Review: The truth game
Frank Stone (Alan Lovell) is acting editor of a daily newspaper. He’s been away and is back in the office and on the job again much sooner than his colleagues expected. There’s Ralph Jones (Brian Sergent), long-serving journalist, Sam Hunter (Jessica Robinson), well-regarded journalist, Jo Pointer (Acushla-Tara Sutton), newbie journalist (who has come from blogging OMG), and Bill Singer (Paul McLaughlin), General Manager. Arriving in the office on the same day is Belinda Barnes (Janine Burchett ), a marketing and public relations expert sent over by the Australian head office. There are also four silent interns, played by students from Whitireia, who walk around with bits of paper, lean over each other’s shoulders, and point at computer screens.

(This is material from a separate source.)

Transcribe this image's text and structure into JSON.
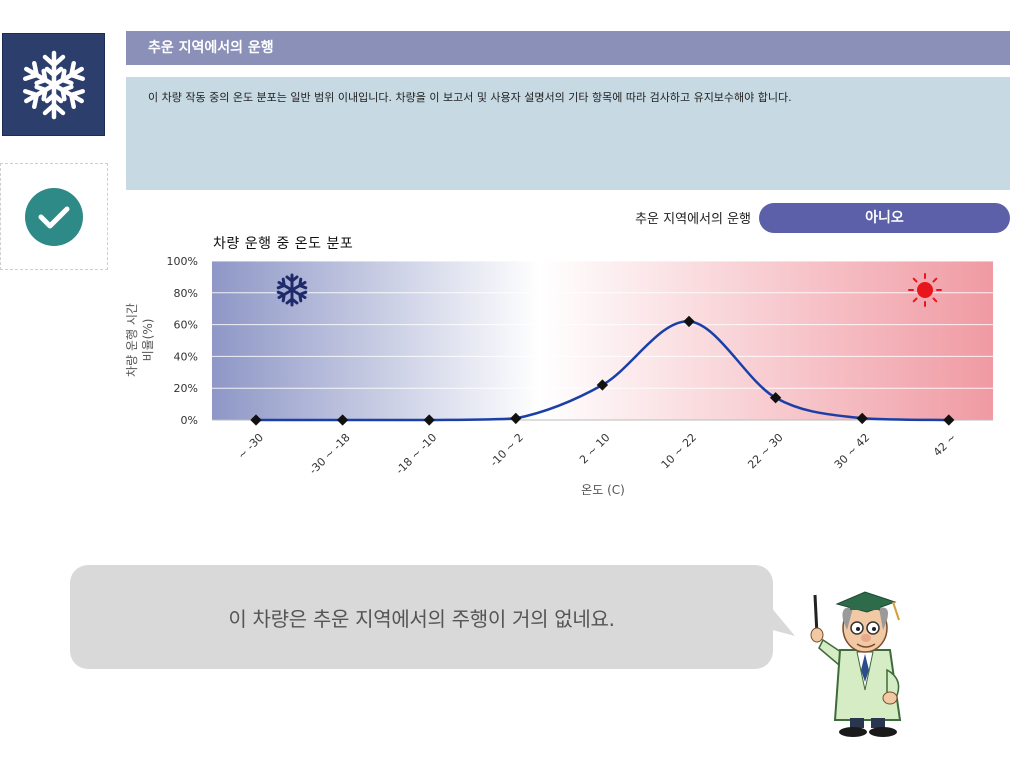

Everything is acted with great energy on a naturalistic newsroom set. (Designed by Dennis Hearfield, there’s a reason for the large construction team credited in the programme. It looks fantastic.) The script includes lots of interesting information about how a daily newspaper is put together – from gathering the stories, deciding on the lead, revealing who gets interviewed and why. There are a number of fun interactions scattered throughout the play that I imagine have been discussions in newsrooms. (Should this phrase have a hyphen? Will there be a New Zealander close to the story that we can interview?) The drama is all about the newspaper. There isn’t much left for the characters. The sub-plots are either easily spotted or incomprehensible given the lack of chemistry between the actors. It wasn’t helped by Lovell muffing his lines and making at least one glaring factual mistake the night I saw the play. (If a character is known for his accuracy then the actor better be up to the task.) I hope he improves over the season.
Curiously unfulfilling yet still interesting to watch.
- The truth game by Simon Cunliffe on at Circa One until10 November 2012.